Any scholar engaged in researching women or gender-identity ideology is vulnerable to bullying and intimidation. Yet the Universities and Colleges Union, and the professional associations for humanities scholars, remain silent. I hope Professor Stock’s bravery and integrity will inspire more concerned academics to speak out.
Selina Todd

So did the Chair of the Equality and Human Rights Commission:

Sir, The attacks on Professor Kathleen Stock and the campaign to have her fired are disgraceful. Sussex University is right to investigate these attacks and to defend academic freedom of speech. Trans rights must be protected but university is a place where we are exposed to ideas and learn to debate with each other. This involves hearing about, and challenging, opposing perspectives. It is not a place where people bully and harass professionals and berate institutions because they disagree with someone’s entirely lawful expert views. Other institutions faced with the same problems should follow Sussex University’s lead to stop these attacks on freedom of speech.

Tougher regulation of social media is needed so hatred cannot be spread. We will be considering this through our work on the Online Safety Bill and as part of our new strategic plan covering the next three years.

Baroness Falkner of Margravine
Chairwoman, Equality and Human Rights Commission



Izzat so

Oct 9th, 2021 10:59 am | By

The trade union UCU Edinburgh says: “A reminder of UCU’s strong position in support of trans inclusion…Liberation cannot be built on exclusion.”

A union says liberation cannot be built on exclusion. Really? So unions have to include bosses and owners? Black liberation movements have to include white people? Free speech organizations have to include censors? Atheist groups have to include believers? Consumer groups have to include advertisers and PR firms? Democrats have to include Republicans and vice versa?

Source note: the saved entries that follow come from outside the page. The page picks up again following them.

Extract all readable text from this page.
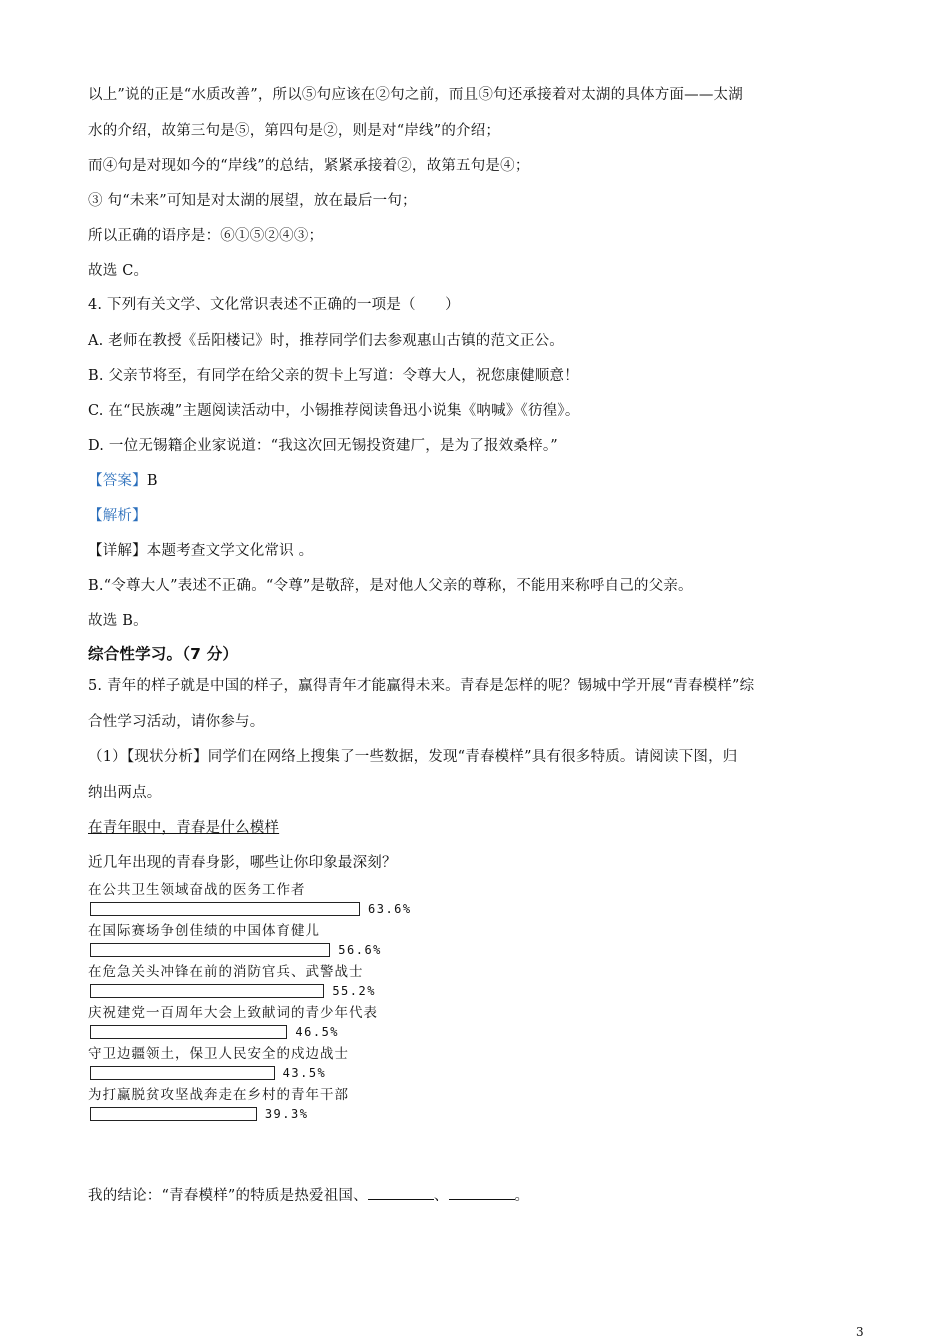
以上”说的正是“水质改善”，所以⑤句应该在②句之前，而且⑤句还承接着对太湖的具体方面——太湖
水的介绍，故第三句是⑤，第四句是②，则是对“岸线”的介绍；
而④句是对现如今的“岸线”的总结，紧紧承接着②，故第五句是④；
③ 句“未来”可知是对太湖的展望，放在最后一句；
所以正确的语序是：⑥①⑤②④③；
故选 C。
4. 下列有关文学、文化常识表述不正确的一项是（　　）
A. 老师在教授《岳阳楼记》时，推荐同学们去参观惠山古镇的范文正公。
B. 父亲节将至，有同学在给父亲的贺卡上写道：令尊大人，祝您康健顺意！
C. 在“民族魂”主题阅读活动中，小锡推荐阅读鲁迅小说集《呐喊》《彷徨》。
D. 一位无锡籍企业家说道：“我这次回无锡投资建厂，是为了报效桑梓。”
【答案】B
【解析】
【详解】本题考查文学文化常识 。
B.“令尊大人”表述不正确。“令尊”是敬辞，是对他人父亲的尊称，不能用来称呼自己的父亲。
故选 B。
综合性学习。（7 分）
5. 青年的样子就是中国的样子，赢得青年才能赢得未来。青春是怎样的呢？锡城中学开展“青春模样”综
合性学习活动，请你参与。
（1）【现状分析】同学们在网络上搜集了一些数据，发现“青春模样”具有很多特质。请阅读下图，归
纳出两点。
在青年眼中，青春是什么模样
近几年出现的青春身影，哪些让你印象最深刻？
在公共卫生领域奋战的医务工作者
63.6%
在国际赛场争创佳绩的中国体育健儿
56.6%
在危急关头冲锋在前的消防官兵、武警战士
55.2%
庆祝建党一百周年大会上致献词的青少年代表
46.5%
守卫边疆领土，保卫人民安全的戍边战士
43.5%
为打赢脱贫攻坚战奔走在乡村的青年干部
39.3%
我的结论：“青春模样”的特质是热爱祖国、	、	。
3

Horse shit. We get to organize, and campaign, and agitate, via particular parties and groups and institutions, which necessarily exclude people who don’t match the “particular” bit. Socialists don’t have to be inclusive of capitalists, and vice versa.

What does “trans inclusion” really mean? That women are required to include men as women upon being ordered to. (Also men are required to include women ditto? No, not really. It’s nearly always women who have to be bullied over this. For some reason it’s not so urgent to bully men over it.)

Well, we won’t. The more you push us to the angrier we get. You want dinosaurs? You’ll get dinosaurs.